Although Wolff's plot is never predictable, he makes good use of foreshadowing as he leads up to the school expulsion scene. In the context of Frost's visit, the headmaster says, "a true piece of writing is a dangerous thing. It can change your life." (p. 47) In relating the difficulties of editing the literary magazine, the narrator says, "All of us owed someone, Hemmingway or cummings or Kerouac. We wouldn't have admitted to it…Once crystallized, consciousness of influence would have doomed the collective and necessary fantasy that our work was purely our own." (p. 14)

Wolff is a master of irony and uses the technique to question our values and assumptions. Many things are the opposite of what the world perceives them to be. The over-riding irony is that the narrator broke the honor code when he was most truthful about himself. Through dishonesty, the boy discovered honesty. There is an ironic side to many events. Just after hearing the story of the Dean's duplicity, the narrator remembers how the boys used to listen in on the conversations of the masters, "These sure and finished men, our masters." (p. 175)
Hemingway explains why he has selected Summer Dance in the words: "This is the story of a conscience and that kind of story if it's honest always has something for another conscience to learn from." (p.135) It was the disgraced Dean's probing questions about the literature the boys were reading which made them understand the truth about the problems they were facing as they matured.

Wolff is well-known for his short stories, and sometimes the novel suggests a series of them. There are has several chapters that could stand alone for a reader, most notably Uberwench, the chapter about Ayn Rand. The book would seem to end with the chapter, When in Disgrace with Fortune. The following chapters serve to develop our understanding of truth and retell the events from another viewpoint. The story of the meeting with the real writer of Summer Dance reads like a Hemingway short story. The novel is not diminished by the long denouément, but the reader must pause and adjust his viewpoint.
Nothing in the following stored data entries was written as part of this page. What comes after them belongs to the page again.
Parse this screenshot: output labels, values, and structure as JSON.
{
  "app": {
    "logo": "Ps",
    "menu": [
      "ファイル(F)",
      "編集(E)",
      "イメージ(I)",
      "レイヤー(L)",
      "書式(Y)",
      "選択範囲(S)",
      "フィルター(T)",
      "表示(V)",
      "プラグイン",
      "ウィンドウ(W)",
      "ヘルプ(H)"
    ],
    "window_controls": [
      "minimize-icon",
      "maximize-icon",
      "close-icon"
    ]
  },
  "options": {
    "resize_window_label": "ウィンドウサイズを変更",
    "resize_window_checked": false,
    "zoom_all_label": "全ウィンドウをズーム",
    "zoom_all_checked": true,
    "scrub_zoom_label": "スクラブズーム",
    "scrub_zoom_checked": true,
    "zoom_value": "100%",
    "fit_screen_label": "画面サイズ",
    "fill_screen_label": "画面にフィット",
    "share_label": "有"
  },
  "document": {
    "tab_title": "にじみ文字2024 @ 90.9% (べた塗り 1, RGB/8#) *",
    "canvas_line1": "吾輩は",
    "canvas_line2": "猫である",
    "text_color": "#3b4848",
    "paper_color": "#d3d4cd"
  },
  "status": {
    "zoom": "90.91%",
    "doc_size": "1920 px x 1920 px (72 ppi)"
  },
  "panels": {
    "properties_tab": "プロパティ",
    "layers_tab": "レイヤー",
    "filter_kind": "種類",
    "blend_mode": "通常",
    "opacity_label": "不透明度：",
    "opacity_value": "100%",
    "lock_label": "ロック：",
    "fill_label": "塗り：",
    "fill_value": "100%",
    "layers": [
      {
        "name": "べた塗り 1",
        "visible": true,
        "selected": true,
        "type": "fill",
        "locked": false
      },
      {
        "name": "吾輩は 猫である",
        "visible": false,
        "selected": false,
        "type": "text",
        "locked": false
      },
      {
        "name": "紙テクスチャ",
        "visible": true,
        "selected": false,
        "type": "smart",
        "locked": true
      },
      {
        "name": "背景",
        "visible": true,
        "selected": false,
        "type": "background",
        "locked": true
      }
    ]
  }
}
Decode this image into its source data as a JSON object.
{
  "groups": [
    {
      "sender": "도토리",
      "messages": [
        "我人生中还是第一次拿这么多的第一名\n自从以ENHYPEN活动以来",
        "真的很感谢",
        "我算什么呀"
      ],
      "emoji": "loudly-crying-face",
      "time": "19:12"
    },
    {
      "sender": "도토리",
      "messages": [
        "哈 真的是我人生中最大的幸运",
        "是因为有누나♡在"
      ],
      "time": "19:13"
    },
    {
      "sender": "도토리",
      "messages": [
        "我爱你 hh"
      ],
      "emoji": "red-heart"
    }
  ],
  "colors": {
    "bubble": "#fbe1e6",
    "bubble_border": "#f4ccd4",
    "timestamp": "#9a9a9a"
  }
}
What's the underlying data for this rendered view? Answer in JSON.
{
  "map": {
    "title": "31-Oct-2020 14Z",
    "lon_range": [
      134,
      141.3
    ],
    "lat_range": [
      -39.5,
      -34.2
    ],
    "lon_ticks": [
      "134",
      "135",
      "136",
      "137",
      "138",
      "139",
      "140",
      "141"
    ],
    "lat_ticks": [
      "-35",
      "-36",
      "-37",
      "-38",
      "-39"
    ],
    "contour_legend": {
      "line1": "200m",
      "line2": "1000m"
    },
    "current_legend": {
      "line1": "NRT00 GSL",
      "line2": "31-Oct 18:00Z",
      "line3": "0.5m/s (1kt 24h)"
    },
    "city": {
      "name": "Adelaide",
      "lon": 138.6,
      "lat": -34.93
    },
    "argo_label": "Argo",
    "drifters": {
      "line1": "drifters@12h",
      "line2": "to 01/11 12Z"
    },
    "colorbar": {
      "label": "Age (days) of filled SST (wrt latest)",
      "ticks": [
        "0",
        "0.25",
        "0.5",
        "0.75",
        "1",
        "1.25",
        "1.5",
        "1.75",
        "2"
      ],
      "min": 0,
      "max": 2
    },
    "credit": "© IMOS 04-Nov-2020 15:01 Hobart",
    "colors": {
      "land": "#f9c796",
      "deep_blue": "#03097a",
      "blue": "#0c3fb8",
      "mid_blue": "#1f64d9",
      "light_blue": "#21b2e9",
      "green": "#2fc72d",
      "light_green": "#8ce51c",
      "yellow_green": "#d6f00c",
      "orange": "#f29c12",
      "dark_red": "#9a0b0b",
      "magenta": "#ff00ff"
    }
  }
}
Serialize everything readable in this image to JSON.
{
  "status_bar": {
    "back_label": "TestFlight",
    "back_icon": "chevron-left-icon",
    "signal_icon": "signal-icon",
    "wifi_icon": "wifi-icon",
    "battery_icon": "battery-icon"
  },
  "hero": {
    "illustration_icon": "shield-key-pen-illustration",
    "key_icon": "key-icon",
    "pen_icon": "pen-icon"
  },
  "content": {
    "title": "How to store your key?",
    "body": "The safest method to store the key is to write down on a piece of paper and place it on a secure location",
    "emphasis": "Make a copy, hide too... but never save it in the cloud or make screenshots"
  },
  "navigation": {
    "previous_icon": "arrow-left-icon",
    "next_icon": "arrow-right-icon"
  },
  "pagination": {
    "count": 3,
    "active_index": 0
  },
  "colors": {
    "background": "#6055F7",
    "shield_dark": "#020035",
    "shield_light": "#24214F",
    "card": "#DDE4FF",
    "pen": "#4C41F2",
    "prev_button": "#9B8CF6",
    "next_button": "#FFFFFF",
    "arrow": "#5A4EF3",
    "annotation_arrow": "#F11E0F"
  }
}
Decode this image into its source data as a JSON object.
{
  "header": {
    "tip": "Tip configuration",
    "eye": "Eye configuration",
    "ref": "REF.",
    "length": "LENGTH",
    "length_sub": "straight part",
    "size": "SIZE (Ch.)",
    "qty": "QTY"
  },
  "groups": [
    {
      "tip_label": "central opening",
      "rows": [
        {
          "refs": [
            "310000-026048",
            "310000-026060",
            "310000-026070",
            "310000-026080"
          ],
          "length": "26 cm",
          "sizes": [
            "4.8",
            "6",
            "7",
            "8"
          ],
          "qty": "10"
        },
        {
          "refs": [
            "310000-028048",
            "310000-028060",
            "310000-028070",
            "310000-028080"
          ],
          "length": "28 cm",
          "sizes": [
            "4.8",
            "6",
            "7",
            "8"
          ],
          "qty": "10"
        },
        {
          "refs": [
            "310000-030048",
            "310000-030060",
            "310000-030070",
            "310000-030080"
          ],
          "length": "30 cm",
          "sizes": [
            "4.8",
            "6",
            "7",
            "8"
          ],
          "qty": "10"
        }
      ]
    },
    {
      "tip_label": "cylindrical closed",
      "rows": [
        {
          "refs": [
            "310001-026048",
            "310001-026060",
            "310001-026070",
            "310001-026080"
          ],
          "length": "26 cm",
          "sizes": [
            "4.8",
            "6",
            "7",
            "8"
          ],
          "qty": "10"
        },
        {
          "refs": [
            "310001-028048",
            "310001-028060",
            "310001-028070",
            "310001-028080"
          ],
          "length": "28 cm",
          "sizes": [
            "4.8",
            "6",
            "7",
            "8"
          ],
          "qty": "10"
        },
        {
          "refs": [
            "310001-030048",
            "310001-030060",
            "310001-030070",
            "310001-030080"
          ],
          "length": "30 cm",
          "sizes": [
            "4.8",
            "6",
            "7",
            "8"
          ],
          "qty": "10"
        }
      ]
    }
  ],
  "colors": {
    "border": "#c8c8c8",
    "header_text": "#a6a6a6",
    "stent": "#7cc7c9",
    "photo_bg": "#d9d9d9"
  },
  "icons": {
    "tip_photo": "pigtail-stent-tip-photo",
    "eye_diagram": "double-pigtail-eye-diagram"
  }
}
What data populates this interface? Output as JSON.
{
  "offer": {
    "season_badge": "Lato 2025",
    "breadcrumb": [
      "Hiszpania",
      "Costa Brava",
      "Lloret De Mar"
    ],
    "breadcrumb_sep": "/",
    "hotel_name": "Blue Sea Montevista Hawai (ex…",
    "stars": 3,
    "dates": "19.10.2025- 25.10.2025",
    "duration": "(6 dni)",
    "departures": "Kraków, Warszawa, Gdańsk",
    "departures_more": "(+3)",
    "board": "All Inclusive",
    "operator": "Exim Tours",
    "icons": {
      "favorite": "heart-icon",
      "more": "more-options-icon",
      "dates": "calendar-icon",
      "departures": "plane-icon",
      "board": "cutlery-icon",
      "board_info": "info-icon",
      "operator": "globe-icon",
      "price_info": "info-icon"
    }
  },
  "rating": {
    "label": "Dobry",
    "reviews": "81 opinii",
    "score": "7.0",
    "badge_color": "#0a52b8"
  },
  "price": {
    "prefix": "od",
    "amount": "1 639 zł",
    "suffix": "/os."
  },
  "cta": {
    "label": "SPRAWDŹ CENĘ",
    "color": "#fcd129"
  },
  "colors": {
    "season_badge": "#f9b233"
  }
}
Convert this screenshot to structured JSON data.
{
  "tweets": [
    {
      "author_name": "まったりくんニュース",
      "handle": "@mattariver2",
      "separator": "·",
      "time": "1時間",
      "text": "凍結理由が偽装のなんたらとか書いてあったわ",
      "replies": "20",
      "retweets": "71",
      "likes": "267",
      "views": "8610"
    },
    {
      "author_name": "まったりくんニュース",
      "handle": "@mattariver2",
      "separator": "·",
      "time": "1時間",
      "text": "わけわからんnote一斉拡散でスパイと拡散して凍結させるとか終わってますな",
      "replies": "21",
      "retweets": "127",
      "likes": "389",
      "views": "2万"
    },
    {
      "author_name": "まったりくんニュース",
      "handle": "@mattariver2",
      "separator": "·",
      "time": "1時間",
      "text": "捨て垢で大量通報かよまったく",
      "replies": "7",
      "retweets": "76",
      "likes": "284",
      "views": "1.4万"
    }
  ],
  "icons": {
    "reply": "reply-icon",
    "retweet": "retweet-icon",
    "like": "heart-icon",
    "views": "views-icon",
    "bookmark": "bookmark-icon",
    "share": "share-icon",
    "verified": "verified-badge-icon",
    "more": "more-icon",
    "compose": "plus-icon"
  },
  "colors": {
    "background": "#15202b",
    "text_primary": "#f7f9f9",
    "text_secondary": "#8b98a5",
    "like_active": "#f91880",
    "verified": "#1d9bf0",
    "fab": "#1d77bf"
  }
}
As well as raising interesting questions about the nature of truth, this book makes us reflect on our own education and the teachers and books which influenced us. As I also attended a boarding school in the 60s, it made me reflect on my own education, and was of special interest to me. But what I enjoyed the most was the author's mastery of language and storytelling.

Esther MacLeod
19/10/09

1 comment:

  1. I just read this in my senior English class. I loved your review. Thanks for the thoughts.